The girl stood on the curb of the cobblestone street, listening to the sound of the rain against the pavement.
One hand was tucked neatly into her coat pocket, the other holding up a small, dripping umbrella. She was alone, save for the white pickup truck parked some ways away off to her left.
A hot summer breeze picked up then, shifting the direction of the rain so it grazed against her cheeks.
As she stood there, she heard footsteps coming down the stairs of the old opera house behind her. They came closer and closer, until their owner stood next to her.
She was tall and willowy, with plain brown hair and tired blue eyes. Her shoulders glared pink from some trip to the beach.
Leaning against the light pole to her right and sighing, she tapped her fingers against her thigh.
“My name is Elizabeth,” the smaller girl said, turning her eyes back to the street. “I’m waiting for my father.”
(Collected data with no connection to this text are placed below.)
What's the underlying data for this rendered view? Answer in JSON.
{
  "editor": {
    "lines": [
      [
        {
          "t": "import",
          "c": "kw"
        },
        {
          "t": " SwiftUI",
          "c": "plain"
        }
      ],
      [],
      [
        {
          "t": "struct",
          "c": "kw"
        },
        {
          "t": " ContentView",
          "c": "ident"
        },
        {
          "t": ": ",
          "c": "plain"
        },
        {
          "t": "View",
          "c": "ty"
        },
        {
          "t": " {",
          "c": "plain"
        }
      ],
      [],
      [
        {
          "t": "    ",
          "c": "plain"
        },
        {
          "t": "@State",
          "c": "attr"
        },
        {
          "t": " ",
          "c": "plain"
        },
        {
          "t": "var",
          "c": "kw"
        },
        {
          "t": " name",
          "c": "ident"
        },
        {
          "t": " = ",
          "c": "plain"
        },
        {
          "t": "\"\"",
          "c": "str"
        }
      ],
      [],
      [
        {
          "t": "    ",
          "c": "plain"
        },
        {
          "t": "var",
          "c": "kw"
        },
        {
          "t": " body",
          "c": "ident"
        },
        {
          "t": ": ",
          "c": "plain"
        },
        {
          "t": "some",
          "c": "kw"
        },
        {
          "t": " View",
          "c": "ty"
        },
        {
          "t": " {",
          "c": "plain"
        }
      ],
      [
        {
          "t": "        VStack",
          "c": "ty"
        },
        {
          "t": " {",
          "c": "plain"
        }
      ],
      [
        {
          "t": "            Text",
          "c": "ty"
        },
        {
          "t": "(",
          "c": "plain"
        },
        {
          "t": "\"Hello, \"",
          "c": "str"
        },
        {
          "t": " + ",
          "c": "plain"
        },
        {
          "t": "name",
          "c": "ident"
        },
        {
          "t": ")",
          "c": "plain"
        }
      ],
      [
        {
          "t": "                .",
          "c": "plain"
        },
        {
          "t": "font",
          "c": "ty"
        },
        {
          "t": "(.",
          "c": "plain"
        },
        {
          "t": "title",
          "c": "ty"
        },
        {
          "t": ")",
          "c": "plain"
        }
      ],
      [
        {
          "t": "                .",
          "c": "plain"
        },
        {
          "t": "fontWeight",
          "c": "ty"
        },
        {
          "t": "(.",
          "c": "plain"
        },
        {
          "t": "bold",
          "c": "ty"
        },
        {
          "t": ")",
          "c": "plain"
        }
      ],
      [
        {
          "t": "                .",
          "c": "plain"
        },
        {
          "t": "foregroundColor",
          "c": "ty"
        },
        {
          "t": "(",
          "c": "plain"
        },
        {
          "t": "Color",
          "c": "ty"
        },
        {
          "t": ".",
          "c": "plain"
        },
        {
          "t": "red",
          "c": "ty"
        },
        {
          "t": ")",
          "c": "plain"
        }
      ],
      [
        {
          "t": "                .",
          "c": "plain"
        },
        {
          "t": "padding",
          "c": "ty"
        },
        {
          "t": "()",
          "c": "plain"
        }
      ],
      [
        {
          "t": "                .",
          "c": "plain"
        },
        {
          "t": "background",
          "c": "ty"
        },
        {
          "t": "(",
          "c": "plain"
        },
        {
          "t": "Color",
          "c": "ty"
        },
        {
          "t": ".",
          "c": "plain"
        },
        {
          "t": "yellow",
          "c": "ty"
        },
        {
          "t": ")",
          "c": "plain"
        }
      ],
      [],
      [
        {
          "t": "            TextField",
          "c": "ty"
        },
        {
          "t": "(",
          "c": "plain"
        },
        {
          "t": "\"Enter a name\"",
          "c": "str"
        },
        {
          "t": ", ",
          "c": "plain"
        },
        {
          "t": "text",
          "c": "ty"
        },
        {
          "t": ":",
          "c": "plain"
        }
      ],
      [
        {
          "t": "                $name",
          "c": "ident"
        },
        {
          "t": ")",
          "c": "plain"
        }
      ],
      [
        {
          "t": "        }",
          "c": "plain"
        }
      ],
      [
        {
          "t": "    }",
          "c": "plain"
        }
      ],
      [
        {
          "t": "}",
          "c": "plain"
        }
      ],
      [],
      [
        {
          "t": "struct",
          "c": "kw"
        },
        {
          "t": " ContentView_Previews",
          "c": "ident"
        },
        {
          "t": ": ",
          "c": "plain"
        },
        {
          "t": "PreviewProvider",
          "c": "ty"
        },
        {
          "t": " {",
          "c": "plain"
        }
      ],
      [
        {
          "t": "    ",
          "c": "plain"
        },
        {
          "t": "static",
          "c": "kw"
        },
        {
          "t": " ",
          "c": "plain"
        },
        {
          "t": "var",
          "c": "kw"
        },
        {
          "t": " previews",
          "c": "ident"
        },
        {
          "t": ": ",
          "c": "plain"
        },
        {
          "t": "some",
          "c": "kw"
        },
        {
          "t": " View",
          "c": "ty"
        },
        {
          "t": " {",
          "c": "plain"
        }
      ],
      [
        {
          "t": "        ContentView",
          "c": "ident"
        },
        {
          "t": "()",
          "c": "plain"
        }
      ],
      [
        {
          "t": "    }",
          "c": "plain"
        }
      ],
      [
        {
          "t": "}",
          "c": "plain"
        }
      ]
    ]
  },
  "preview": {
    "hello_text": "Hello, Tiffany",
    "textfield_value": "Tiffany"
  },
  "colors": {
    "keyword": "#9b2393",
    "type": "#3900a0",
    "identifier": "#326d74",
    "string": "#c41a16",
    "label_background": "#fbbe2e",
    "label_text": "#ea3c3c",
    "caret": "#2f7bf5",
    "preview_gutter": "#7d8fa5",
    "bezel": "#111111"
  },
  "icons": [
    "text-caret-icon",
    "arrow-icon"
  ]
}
The other girl ran a hand through her hair and sighed again, looking over Elizabeth’s head and up the street. “Where is he…?” she muttered.
“Well I don’t know,” replied Elizabeth. “I just know he’s meant to be here. Soon, I hope, so I can be out of this awful rain.”
“Charlotte!” A woman called. They both looked up to the second floor of the house behind them to see who must have been Charlotte’s mother, they looked so alike.
“Don’t forget to call me when you get there!”
Charlotte lifted a hand, as if to shield her eyes from the absent sun. “Yeah, I know!” She yelled back. “You tell me every time!” Her mother waved and retreated into the house.
Charlotte sighed, now for the third time.
“You sigh a lot,” remarked Elizabeth.
Charlotte pulled out a pack of cigarettes and plucked one from the box and lit it, letting out a puff of smoke.
“Slow, lazy bastard,” she mumbled through the cigarette, shoving the blue lighter back into her pocket.
“My father’s not so bad. He’s just late sometimes.”
Charlotte shook her head and took a long drag from her cigarette. “I swear, when I get out of here…”
“Where are you going? Can I come? I like adventures.” Elizabeth looked down. “My father doesn’t like adventures. He said that’s why I’m not here anymore. But I am.
I’m right here, waiting for him to pick me up.” She faced Charlotte again and saw beads of sweat on her forehead, but shivered as she did.
A car pulled up, clanking and rattling down the cobblestone street. From inside a man’s voice called, “C’mon, baby, let’s go!” Charlotte pulled the door open and climbed in. “Finally.
Thought your mom was never gonna let you out.”
“Yeah, whatever,” Charlotte sighed, tossing away the cigarette. “Let’s just go.”
As the junker clambered away from the curb, Elizabeth looked up at the pouring rain. “I can’t go,” she whispered. “I’m waiting for my father.”